2 - 1999

The Debts of poor Countries

 Dialoque

Editorial

Many Church congregations and Church-based initiatives in Germany are currently addressing the problem of international debt. Indeed, the majority of the more than 1600 groups that until May have joined the "Kampagne Erlaßjahr 2000", the German branch of the international "Jubilee 2000 Campaign", are Church-related. The Campaign demands to drastically reduce the international debt of poor countries.

That the indebtment of the least developed countries is a serious obstacle to their economic and social development is beyond doubt. Equally clear is that many poor states will under the prevailing conditions never be able to serve all their debt. This is particularly true of 40 so-called Highly Indebted Poor Countries (HIPCs) of which 32 are in Africa. To serve all their debt, they would on average in the first half of the nineties have had to transfer roughly a quarter of all their export earnings to international creditors. They were however only able to pay less than half of that in recent years.

The total debt burden of the HIPCs was, on average, above 360 per cent of export earnings in 1996. The biggest part of this debt is bilateral, that is, the creditors are goverments of rich countries. A rising part - more than a third - is due to mulitlateral institutions, mainly the World Bank and the International Monetary Fund (IMF); only about 12 percent of the HIPC’s long-term debt is still due to private banks.

That poor countries need debt reductions has in principle long been recognized by creditor governments. Reductions on bilateral debt are given on a case-by-case-basis since the mid-eighties. In 1995, the World Bank has launched its HIPC initiative which for the first time proposed reductions also on multilateral debt. What is at issue today is the details of debt relief. How many HIPCs will be eligible for debt reductions? Will these be tied to Structural Adjustment Programmes devised by the IMF? After how many years of such programmes may debt relief be granted? And which debt burden shall be regarded as "sustainable"? The World Bank has proposed to reduce the total debt of HIPCs to 200-250 percent and their debt service to 20-25 percent of export earnings. According to the Jubilee Campaign, this is far too high to allow economic development in these countries.

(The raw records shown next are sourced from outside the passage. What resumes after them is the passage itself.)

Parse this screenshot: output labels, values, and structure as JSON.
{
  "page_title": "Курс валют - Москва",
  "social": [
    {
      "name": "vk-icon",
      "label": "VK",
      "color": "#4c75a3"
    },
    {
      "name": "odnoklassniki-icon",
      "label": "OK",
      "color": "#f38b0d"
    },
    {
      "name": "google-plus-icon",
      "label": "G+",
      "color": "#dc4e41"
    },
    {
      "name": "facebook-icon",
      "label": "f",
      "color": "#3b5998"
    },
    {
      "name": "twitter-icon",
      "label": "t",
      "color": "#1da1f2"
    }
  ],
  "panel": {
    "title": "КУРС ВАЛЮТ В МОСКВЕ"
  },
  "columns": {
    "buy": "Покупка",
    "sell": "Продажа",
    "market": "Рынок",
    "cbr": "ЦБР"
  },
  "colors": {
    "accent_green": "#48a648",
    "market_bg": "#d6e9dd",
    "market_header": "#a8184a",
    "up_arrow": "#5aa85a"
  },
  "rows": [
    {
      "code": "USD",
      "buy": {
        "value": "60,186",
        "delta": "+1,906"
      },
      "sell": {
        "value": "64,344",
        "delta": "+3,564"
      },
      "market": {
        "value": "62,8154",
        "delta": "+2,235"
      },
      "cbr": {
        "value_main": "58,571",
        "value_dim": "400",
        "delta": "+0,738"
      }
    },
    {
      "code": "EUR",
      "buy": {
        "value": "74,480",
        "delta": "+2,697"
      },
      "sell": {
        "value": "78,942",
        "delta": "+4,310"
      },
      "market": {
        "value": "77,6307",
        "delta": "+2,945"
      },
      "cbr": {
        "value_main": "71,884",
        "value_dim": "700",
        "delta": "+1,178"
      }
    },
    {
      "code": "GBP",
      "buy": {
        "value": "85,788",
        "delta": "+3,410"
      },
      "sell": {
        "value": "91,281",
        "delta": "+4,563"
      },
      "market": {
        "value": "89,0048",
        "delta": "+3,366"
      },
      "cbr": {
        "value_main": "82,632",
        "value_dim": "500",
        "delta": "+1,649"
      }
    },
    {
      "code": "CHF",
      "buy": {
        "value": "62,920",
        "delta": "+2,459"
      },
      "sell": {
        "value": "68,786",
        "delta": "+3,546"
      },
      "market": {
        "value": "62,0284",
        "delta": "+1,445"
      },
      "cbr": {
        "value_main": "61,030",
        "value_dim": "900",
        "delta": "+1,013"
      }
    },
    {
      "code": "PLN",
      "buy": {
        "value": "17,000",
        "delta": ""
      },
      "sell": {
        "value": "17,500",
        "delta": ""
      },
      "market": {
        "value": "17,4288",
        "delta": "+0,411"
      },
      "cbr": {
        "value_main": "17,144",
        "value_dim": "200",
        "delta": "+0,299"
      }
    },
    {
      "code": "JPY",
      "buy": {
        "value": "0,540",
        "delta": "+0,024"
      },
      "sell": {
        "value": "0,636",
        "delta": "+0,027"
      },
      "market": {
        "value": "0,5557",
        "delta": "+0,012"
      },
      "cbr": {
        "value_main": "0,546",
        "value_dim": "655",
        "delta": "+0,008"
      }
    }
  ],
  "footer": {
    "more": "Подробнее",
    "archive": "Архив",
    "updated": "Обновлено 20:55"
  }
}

The campaign is gaining momentum in Germany in the runup to the summit of the Group of the seven biggest industrial countries (G7) plus Russia, scheduled for June 19th in the German city of Cologne. These seven countries are amongst the biggest creditors to poor countries and have decisive influence on the policies of the World Bank and the IMF. They have already acknowledged that the HIPC inititive as it stands now needs to be reworked. The summit is likely to make major changes to the international debt management, but is unlikely to heed the call for a Jubilee year. The problem will continue to be a challenge for christians in Germany for some time to come.